C++ compiler is installed on server side which is not needed for server jobs or for routines which are written in Basic.

Lets have a try and I will update you!

qt_ky · Post by **qt_ky** » Thu Mar 01, 2012 7:36 pm

Yes, have a try... Here are some pointers.

kurics40 wrote:I think I ve found a way. Basic language can do that:
So I need to write a routine for that.

Your original post had Job Type: parallel, so while you can compile BASIC code on the server itself, that's not going to buy you much of anything for parallel jobs.

kurics40 wrote:It sounds a bit unusual or a kind of vulnerability/ dependency of a perfectly installed client tier.

Pre-compilation on the client is not a vulnerability. You can consider the client tier as a dependency for development and compilation in development environments. After all, it can be known as "client/server" software.

kurics40 wrote:What if I wanna recompile that job because of some urgency and I can access only the server?

If you can only access the server, then you've got more urgent issues than recompiling a job! If this really is a concern for you, such as if you're clients and servers are on opposite sides of the world across a slow WAN, then you need to physically co-locate some clients in the data center with the servers.
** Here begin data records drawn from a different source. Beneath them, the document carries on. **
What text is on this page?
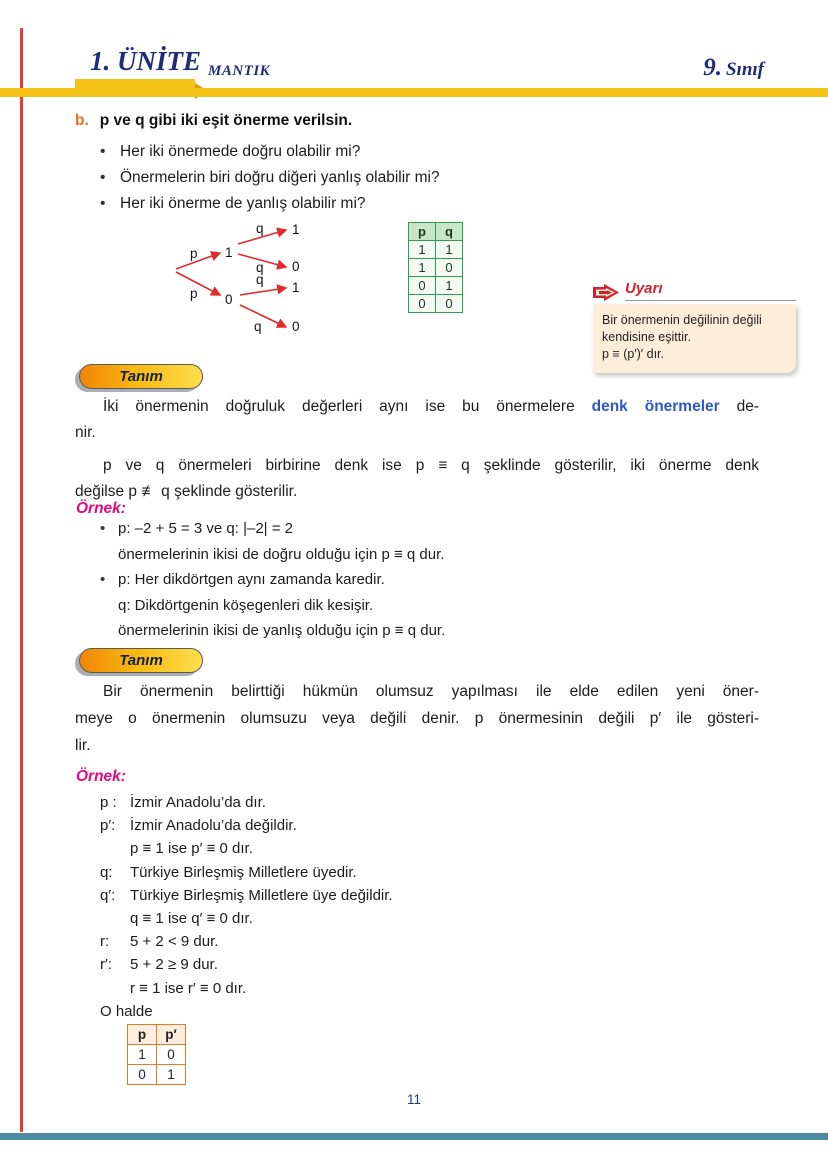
1. ÜNİTE MANTIK	9. Sınıf
b. p ve q gibi iki eşit önerme verilsin.
Her iki önermede doğru olabilir mi?
Önermelerin biri doğru diğeri yanlış olabilir mi?
Her iki önerme de yanlış olabilir mi?
p
p
1
0
q
q
q
q
1
0
1
0
p	q
1	1
1	0
0	1
0	0
Uyarı
Bir önermenin değilinin değili kendisine eşittir.
p ≡ (p′)′ dır.
Tanım
İki önermenin doğruluk değerleri aynı ise bu önermelere denk önermeler de-
nir.
p ve q önermeleri birbirine denk ise p ≡ q şeklinde gösterilir, iki önerme denk
değilse p ≢ q şeklinde gösterilir.
Örnek:
p: –2 + 5 = 3 ve q: |–2| = 2
önermelerinin ikisi de doğru olduğu için p ≡ q dur.
p: Her dikdörtgen aynı zamanda karedir.
q: Dikdörtgenin köşegenleri dik kesişir.
önermelerinin ikisi de yanlış olduğu için p ≡ q dur.
Tanım
Bir önermenin belirttiği hükmün olumsuz yapılması ile elde edilen yeni öner-
meye o önermenin olumsuzu veya değili denir. p önermesinin değili p′ ile gösteri-
lir.
Örnek:
p : İzmir Anadolu’da dır.
p′: İzmir Anadolu’da değildir.
p ≡ 1 ise p′ ≡ 0 dır.
q: Türkiye Birleşmiş Milletlere üyedir.
q′: Türkiye Birleşmiş Milletlere üye değildir.
q ≡ 1 ise q′ ≡ 0 dır.
r: 5 + 2 < 9 dur.
r′: 5 + 2 ≥ 9 dur.
r ≡ 1 ise r′ ≡ 0 dır.
O halde
p	p′
1	0
0	1
11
Again, it sounds like there may be some unusual problem in your environment, and recompiling is not the correct approach to solve that problem. The purpose of recompiling is to update your executable with any changes made to the job design.

Have you heard of Director? I have to ask because there are people who simply don't know about it. Instead of resetting an aborted job, they think it must be recompiled. Unfortunately I have seen this situation many people.

kurics40 · Post by **kurics40** » Fri Mar 02, 2012 1:44 am

Yes I know Director. It is okay.

I absolutly agree with you that if somebody needs a solution like what i try to achieve that is the unusual.

My DS enviroument sequence jobs are logged before and after the main job. Each sequence job call a parallel job to insert the execution time, etc (meta data) into a database. After the execution also. (I inherited the enviroument like this from the begining. )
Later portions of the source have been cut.